Amava Eve, ed era un sentimento abbastanza forte da poter passare sopra
a tutto
ciò che era accaduto in quei tre lunghi anni. Amava entrambi
e a modo loro lo
riamavano. Amava due persone nello stesso momento e credeva di averle
perse
definitivamente entrambe, ma alla fine erano ancora lì con
lui.
“Piantala
di fare l’idiota, fratello, e baciala!”
Adesso
le personificazioni si
mettevano anche a parlare nella testa di un semidio qualunque?
Bè, forse tutto
sommato il coraggio di prendere una decisione definitiva era proprio
ciò di cui
aveva bisogno.
Le
accarezzò il profilo della
mandibola, annullando lentamente la distanza che li separava.
“Meno
sdolcinatezze e più azione.”
“Potremmo
avere un po’ di privacy?
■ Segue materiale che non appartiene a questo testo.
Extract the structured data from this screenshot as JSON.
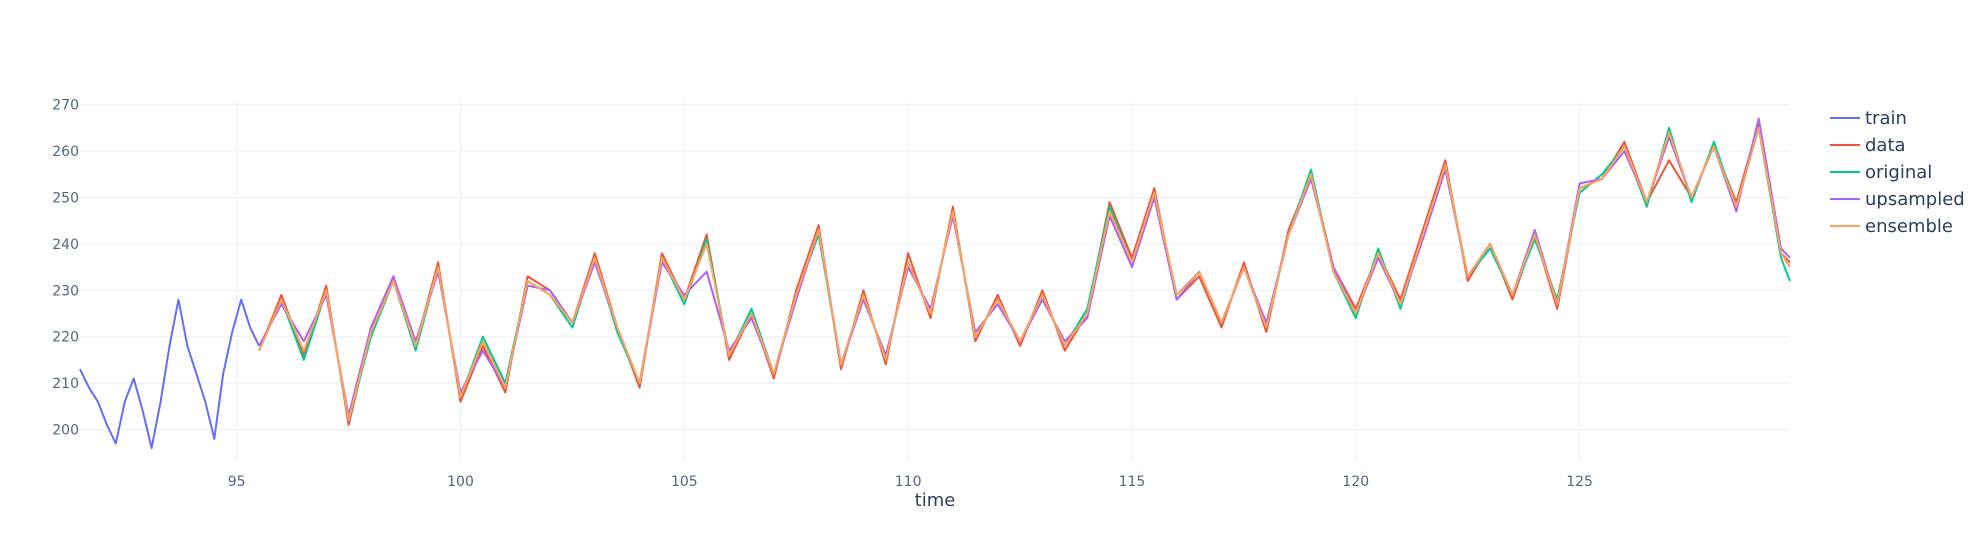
{
  "chart_data": {
    "type": "line",
    "title": "",
    "xlabel": "time",
    "ylabel": "",
    "xlim": [
      91.5,
      129.7
    ],
    "ylim": [
      193,
      271
    ],
    "xticks": [
      95,
      100,
      105,
      110,
      115,
      120,
      125
    ],
    "yticks": [
      200,
      210,
      220,
      230,
      240,
      250,
      260,
      270
    ],
    "grid": true,
    "legend_position": "top-right",
    "series": [
      {
        "name": "train",
        "color": "#636efa",
        "x": [
          91.5,
          91.7,
          91.9,
          92.1,
          92.3,
          92.5,
          92.7,
          92.9,
          93.1,
          93.3,
          93.5,
          93.7,
          93.9,
          94.1,
          94.3,
          94.5,
          94.7,
          94.9,
          95.1,
          95.3,
          95.5
        ],
        "y": [
          213,
          209,
          206,
          201,
          197,
          206,
          211,
          204,
          196,
          206,
          218,
          228,
          218,
          212,
          206,
          198,
          212,
          221,
          228,
          222,
          218
        ]
      },
      {
        "name": "data",
        "color": "#ef553b",
        "x": [
          95.5,
          96.0,
          96.5,
          97.0,
          97.5,
          98.0,
          98.5,
          99.0,
          99.5,
          100.0,
          100.5,
          101.0,
          101.5,
          102.0,
          102.5,
          103.0,
          103.5,
          104.0,
          104.5,
          105.0,
          105.5,
          106.0,
          106.5,
          107.0,
          107.5,
          108.0,
          108.5,
          109.0,
          109.5,
          110.0,
          110.5,
          111.0,
          111.5,
          112.0,
          112.5,
          113.0,
          113.5,
          114.0,
          114.5,
          115.0,
          115.5,
          116.0,
          116.5,
          117.0,
          117.5,
          118.0,
          118.5,
          119.0,
          119.5,
          120.0,
          120.5,
          121.0,
          121.5,
          122.0,
          122.5,
          123.0,
          123.5,
          124.0,
          124.5,
          125.0,
          125.5,
          126.0,
          126.5,
          127.0,
          127.5,
          128.0,
          128.5,
          129.0,
          129.5,
          129.7
        ],
        "y": [
          217,
          229,
          216,
          231,
          201,
          221,
          233,
          218,
          236,
          206,
          218,
          208,
          233,
          230,
          223,
          238,
          222,
          209,
          238,
          228,
          242,
          215,
          225,
          211,
          230,
          244,
          213,
          230,
          214,
          238,
          224,
          248,
          219,
          229,
          218,
          230,
          217,
          225,
          249,
          237,
          252,
          228,
          233,
          222,
          236,
          221,
          243,
          255,
          235,
          226,
          238,
          228,
          243,
          258,
          232,
          240,
          228,
          242,
          226,
          252,
          254,
          262,
          249,
          258,
          250,
          261,
          249,
          266,
          238,
          236
        ]
      },
      {
        "name": "original",
        "color": "#00cc96",
        "x": [
          95.5,
          96.0,
          96.5,
          97.0,
          97.5,
          98.0,
          98.5,
          99.0,
          99.5,
          100.0,
          100.5,
          101.0,
          101.5,
          102.0,
          102.5,
          103.0,
          103.5,
          104.0,
          104.5,
          105.0,
          105.5,
          106.0,
          106.5,
          107.0,
          107.5,
          108.0,
          108.5,
          109.0,
          109.5,
          110.0,
          110.5,
          111.0,
          111.5,
          112.0,
          112.5,
          113.0,
          113.5,
          114.0,
          114.5,
          115.0,
          115.5,
          116.0,
          116.5,
          117.0,
          117.5,
          118.0,
          118.5,
          119.0,
          119.5,
          120.0,
          120.5,
          121.0,
          121.5,
          122.0,
          122.5,
          123.0,
          123.5,
          124.0,
          124.5,
          125.0,
          125.5,
          126.0,
          126.5,
          127.0,
          127.5,
          128.0,
          128.5,
          129.0,
          129.5,
          129.7
        ],
        "y": [
          217,
          228,
          215,
          230,
          202,
          220,
          232,
          217,
          235,
          207,
          220,
          210,
          232,
          229,
          222,
          237,
          221,
          210,
          237,
          227,
          241,
          216,
          226,
          212,
          229,
          242,
          214,
          229,
          215,
          236,
          225,
          247,
          220,
          228,
          219,
          229,
          218,
          226,
          248,
          236,
          251,
          229,
          234,
          223,
          235,
          222,
          242,
          256,
          234,
          224,
          239,
          226,
          242,
          257,
          233,
          239,
          229,
          241,
          228,
          251,
          255,
          261,
          248,
          265,
          249,
          262,
          248,
          265,
          237,
          232
        ]
      },
      {
        "name": "upsampled",
        "color": "#ab63fa",
        "x": [
          95.5,
          96.0,
          96.5,
          97.0,
          97.5,
          98.0,
          98.5,
          99.0,
          99.5,
          100.0,
          100.5,
          101.0,
          101.5,
          102.0,
          102.5,
          103.0,
          103.5,
          104.0,
          104.5,
          105.0,
          105.5,
          106.0,
          106.5,
          107.0,
          107.5,
          108.0,
          108.5,
          109.0,
          109.5,
          110.0,
          110.5,
          111.0,
          111.5,
          112.0,
          112.5,
          113.0,
          113.5,
          114.0,
          114.5,
          115.0,
          115.5,
          116.0,
          116.5,
          117.0,
          117.5,
          118.0,
          118.5,
          119.0,
          119.5,
          120.0,
          120.5,
          121.0,
          121.5,
          122.0,
          122.5,
          123.0,
          123.5,
          124.0,
          124.5,
          125.0,
          125.5,
          126.0,
          126.5,
          127.0,
          127.5,
          128.0,
          128.5,
          129.0,
          129.5,
          129.7
        ],
        "y": [
          218,
          227,
          219,
          229,
          203,
          222,
          233,
          219,
          234,
          208,
          217,
          209,
          231,
          230,
          223,
          236,
          222,
          210,
          236,
          229,
          234,
          217,
          224,
          212,
          228,
          243,
          214,
          228,
          216,
          235,
          226,
          246,
          221,
          227,
          219,
          228,
          219,
          224,
          246,
          235,
          250,
          228,
          234,
          223,
          235,
          223,
          242,
          254,
          235,
          225,
          237,
          227,
          241,
          256,
          233,
          240,
          229,
          243,
          227,
          253,
          254,
          260,
          249,
          263,
          250,
          261,
          247,
          267,
          239,
          237
        ]
      },
      {
        "name": "ensemble",
        "color": "#ffa15a",
        "x": [
          95.5,
          96.0,
          96.5,
          97.0,
          97.5,
          98.0,
          98.5,
          99.0,
          99.5,
          100.0,
          100.5,
          101.0,
          101.5,
          102.0,
          102.5,
          103.0,
          103.5,
          104.0,
          104.5,
          105.0,
          105.5,
          106.0,
          106.5,
          107.0,
          107.5,
          108.0,
          108.5,
          109.0,
          109.5,
          110.0,
          110.5,
          111.0,
          111.5,
          112.0,
          112.5,
          113.0,
          113.5,
          114.0,
          114.5,
          115.0,
          115.5,
          116.0,
          116.5,
          117.0,
          117.5,
          118.0,
          118.5,
          119.0,
          119.5,
          120.0,
          120.5,
          121.0,
          121.5,
          122.0,
          122.5,
          123.0,
          123.5,
          124.0,
          124.5,
          125.0,
          125.5,
          126.0,
          126.5,
          127.0,
          127.5,
          128.0,
          128.5,
          129.0,
          129.5,
          129.7
        ],
        "y": [
          217,
          228,
          217,
          230,
          202,
          221,
          232,
          218,
          235,
          207,
          219,
          209,
          232,
          229,
          223,
          237,
          222,
          210,
          237,
          228,
          240,
          216,
          225,
          212,
          229,
          243,
          214,
          229,
          215,
          236,
          225,
          247,
          220,
          228,
          219,
          229,
          218,
          225,
          247,
          236,
          251,
          229,
          234,
          223,
          235,
          222,
          242,
          255,
          234,
          225,
          238,
          227,
          242,
          257,
          233,
          240,
          229,
          242,
          227,
          252,
          254,
          261,
          249,
          264,
          250,
          261,
          248,
          265,
          238,
          235
        ]
      }
    ]
  }
}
Sei più
invadente di mio padre.”
La
risata di Jack echeggiò
nella sua testa. “Agli
ordini.”
Le
accarezzò le labbra con le
sue e le catturò in un bacio lento e dolce. Sorrise quando
sentì Eve cingergli
il collo con le braccia e ricambiarlo.
Dopo
la guerra aveva creduto
che fosse giunta la fine, quella con la “f”
maiuscola, ma si sbagliava. Quello
era solo un nuovo, meraviglioso, inizio.